Federal courts in Hawaii and Maryland issued orders enjoining the proclamation in October. The proclamation was issued at the conclusion of a previous 90-day ban on the entrance of migrants from six countries with high instances of terrorism, which expired in late September.
“Through its latest travel ban, the Trump administration has taken significant and common-sense steps to upgrade vetting and national security procedures vital to protecting Texas and the rest of the country from terrorism,” Texas Attorney General Ken Paxton said. “We’re hopeful the Supreme Court will agree with our coalition that the travel ban is lawful and constitutional, and should be enforced in its entirety.”
The coalition echoed arguments made by the Department of Justice when it asked the Supreme Court Monday to lift the lower court injunctions. The states say the new proclamation was the product of an equitable interagency process whose “extensive findings support the need for a suspension of entry for several failed states, governments that are state sponsors of terrorism, or governments otherwise unwilling or unable to respond to adequate vetting or other terrorism-related concerns.”

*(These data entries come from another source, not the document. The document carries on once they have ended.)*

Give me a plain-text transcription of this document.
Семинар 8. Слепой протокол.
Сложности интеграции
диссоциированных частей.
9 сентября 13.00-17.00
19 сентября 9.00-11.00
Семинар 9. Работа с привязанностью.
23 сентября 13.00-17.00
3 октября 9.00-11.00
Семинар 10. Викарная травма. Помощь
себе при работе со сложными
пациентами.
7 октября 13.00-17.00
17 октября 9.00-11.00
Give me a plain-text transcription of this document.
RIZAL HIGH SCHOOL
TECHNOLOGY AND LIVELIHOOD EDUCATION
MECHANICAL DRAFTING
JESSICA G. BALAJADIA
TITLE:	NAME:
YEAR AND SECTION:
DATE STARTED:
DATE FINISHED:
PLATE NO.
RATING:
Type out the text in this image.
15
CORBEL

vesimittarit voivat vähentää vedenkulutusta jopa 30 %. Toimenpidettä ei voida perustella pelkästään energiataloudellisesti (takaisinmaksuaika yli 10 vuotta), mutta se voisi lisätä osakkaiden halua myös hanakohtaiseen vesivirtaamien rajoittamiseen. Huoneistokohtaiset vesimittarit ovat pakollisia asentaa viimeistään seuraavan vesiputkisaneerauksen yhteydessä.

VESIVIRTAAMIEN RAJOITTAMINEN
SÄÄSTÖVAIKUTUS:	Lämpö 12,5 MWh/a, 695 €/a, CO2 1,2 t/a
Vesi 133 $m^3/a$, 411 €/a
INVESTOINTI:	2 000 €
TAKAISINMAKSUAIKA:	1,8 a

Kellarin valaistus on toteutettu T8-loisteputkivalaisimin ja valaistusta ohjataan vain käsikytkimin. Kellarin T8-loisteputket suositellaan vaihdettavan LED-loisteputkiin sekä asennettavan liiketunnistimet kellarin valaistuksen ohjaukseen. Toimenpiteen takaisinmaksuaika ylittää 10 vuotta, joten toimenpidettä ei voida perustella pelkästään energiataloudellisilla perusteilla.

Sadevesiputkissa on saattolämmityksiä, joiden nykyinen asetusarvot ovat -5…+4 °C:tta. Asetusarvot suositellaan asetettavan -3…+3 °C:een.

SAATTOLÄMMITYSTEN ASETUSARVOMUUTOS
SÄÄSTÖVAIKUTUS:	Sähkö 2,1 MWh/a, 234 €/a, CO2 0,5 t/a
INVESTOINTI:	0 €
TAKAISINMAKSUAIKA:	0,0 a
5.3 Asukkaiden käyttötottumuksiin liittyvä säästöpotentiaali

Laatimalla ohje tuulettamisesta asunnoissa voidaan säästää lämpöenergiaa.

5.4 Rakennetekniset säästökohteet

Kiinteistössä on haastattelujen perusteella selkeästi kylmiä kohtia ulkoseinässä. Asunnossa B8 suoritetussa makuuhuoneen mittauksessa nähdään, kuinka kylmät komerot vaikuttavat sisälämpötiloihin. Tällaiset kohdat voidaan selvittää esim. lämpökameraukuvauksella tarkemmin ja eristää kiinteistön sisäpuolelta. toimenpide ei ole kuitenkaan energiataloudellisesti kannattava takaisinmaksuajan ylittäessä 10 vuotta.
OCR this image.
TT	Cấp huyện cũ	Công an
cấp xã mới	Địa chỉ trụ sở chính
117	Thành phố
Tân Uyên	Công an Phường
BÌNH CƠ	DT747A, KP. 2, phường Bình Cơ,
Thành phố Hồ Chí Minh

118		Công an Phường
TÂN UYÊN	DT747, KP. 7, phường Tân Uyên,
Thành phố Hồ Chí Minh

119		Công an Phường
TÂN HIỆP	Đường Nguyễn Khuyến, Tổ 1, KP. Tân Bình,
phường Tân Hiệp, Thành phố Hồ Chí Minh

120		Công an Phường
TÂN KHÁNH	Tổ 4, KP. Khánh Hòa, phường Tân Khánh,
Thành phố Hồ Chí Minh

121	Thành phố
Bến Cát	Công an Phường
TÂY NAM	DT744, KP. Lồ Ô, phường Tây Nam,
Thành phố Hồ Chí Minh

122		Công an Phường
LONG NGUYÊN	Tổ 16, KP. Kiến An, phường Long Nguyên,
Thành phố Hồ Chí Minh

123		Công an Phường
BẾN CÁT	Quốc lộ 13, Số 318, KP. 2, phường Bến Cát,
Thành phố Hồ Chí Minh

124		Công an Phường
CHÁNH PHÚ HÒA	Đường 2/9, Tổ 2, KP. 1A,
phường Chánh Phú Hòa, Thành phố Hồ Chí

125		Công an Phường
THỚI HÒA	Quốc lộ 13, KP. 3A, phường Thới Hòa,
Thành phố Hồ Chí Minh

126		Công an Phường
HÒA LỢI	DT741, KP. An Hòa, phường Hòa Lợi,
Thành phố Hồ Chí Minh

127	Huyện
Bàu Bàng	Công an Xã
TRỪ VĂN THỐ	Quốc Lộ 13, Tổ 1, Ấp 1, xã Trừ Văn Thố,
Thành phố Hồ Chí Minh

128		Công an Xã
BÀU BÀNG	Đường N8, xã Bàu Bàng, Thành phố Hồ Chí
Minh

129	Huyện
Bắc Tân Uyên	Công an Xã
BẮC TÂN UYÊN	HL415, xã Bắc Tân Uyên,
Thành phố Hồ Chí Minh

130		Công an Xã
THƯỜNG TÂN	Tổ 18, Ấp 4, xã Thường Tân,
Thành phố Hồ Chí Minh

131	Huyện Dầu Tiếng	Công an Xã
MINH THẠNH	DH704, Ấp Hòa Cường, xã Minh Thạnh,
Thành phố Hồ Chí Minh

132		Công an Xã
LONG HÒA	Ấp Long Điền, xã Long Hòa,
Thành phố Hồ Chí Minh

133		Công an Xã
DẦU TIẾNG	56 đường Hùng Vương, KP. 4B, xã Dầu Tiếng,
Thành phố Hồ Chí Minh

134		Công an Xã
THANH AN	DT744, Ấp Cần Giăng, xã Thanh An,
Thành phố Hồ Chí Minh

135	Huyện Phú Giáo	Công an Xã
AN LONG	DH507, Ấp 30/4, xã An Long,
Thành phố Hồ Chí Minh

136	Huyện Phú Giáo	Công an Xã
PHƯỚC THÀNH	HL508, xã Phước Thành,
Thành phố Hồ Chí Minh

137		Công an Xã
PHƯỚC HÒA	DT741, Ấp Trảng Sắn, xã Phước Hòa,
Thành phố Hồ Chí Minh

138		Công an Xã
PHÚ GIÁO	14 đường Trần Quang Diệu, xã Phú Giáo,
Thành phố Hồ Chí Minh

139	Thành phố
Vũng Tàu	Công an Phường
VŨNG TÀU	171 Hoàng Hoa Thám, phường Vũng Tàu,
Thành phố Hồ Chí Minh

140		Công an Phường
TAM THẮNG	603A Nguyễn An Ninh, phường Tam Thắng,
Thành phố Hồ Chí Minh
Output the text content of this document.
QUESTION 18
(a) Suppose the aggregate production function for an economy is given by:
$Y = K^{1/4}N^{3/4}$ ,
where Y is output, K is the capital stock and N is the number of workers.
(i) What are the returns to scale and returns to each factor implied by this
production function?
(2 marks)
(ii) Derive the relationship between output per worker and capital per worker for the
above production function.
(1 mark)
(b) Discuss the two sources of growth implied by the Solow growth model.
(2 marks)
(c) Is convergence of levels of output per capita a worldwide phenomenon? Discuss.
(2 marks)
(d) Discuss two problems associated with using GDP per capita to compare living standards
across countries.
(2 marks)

The states further say that courts may not forbid the proclamation’s enforcement on the basis of anti-Muslim animus absent clear proof of such a motive, and that the interagency process is proof of the government’s good faith and defeats all arguments that the order is a pretense for bigotry.
The states joining Texas on the brief were Alabama, Arizona, Arkansas, Florida, Kansas, Louisiana, Missouri, Ohio, Oklahoma, South Carolina and West Virginia.
The Supreme Court asked civil rights groups challenging the law to file a response to the government’s request by Nov. 28. A decision will come shortly thereafter.